Cada vez es más habitual comprar artículos de segunda mano. Desde ropa hasta coches o motocicletas, pasando por aparatos de tecnología —como teléfonos móviles u ordenadores—, se venden a través de Internet en perfecto estado con un precio mucho más bajo de lo que cuestan realmente. Aun así, lo barato muchas veces acaba saliendo caro y el número de estafas relacionadas con la compraventa a través de plataformas de segunda mano ha aumentado.
El protagonista de esta noticia es un hombre que compró una tarjeta gráfica a través de Internet. Este objeto es muy necesario en los ordenadores, ya que procesa datos y los convierte en información visual, mostrando, entre otras cosas, imágenes y vídeos.
Los expertos se quedan sin palabras
Según informa Northwest Repair, cuando el hombre recibió la tarjeta gráfica en su casa, nada hacía sospechar que había sido víctima de una estafa. Todo parecía de lo más normal: la misma estética que en las fotografías y un embalaje perfecto. Cuando la instaló en el ordenador, sin embargo, vio que no funcionaba.

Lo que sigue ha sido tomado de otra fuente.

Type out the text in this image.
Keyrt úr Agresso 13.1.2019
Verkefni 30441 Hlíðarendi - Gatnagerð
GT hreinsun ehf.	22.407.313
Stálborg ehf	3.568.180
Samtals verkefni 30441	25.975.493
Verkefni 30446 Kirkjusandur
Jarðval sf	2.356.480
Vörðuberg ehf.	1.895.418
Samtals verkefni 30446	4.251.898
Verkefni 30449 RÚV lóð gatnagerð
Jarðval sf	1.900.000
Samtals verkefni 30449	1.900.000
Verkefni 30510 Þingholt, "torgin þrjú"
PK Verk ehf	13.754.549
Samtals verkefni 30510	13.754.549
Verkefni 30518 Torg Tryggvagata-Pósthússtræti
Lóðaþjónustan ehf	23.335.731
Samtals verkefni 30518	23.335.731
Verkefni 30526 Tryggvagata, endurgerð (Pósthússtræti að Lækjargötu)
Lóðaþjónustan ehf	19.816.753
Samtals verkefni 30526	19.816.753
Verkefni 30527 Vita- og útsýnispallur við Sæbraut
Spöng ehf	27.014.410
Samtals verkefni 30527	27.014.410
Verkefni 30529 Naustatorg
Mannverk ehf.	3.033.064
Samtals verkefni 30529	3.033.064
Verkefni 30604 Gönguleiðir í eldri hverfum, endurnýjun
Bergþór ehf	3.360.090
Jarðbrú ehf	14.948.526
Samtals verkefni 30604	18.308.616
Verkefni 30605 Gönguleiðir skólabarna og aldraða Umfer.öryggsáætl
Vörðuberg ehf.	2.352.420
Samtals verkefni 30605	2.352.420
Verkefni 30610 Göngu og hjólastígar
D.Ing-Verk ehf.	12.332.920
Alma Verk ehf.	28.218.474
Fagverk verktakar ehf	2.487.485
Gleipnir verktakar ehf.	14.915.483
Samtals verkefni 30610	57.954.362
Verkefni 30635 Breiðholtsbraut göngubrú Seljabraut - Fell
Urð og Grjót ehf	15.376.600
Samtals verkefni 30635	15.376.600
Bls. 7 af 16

La víctima fue a una tienda de informática para saber qué fallaba y dejó a los expertos sin palabras. Los técnicos, al desmontar la tarjeta gráfica, vieron que los estafadores habían pulido partes de la pieza —como el núcleo gráfico o los módulos de memoria— para eliminar el número de serie original. Después, volvieron a grabar con un láser otros números, para hacerlo todo más real.
¿Cómo protegerse?
La finalidad de los delincuentes, en este caso, fue vender un producto simulando ser el de una marca de renombre para así obtener el dinero de la víctima y desaparecer del mapa, bloqueándola a través de cualquier canal de comunicación.
A la hora de hacer una compra por Internet, es importante revisarlo todo dos veces antes de hacer el pago. Los expertos recomiendan pedir fotografías al vendedor y mirar los comentarios de otros usuarios.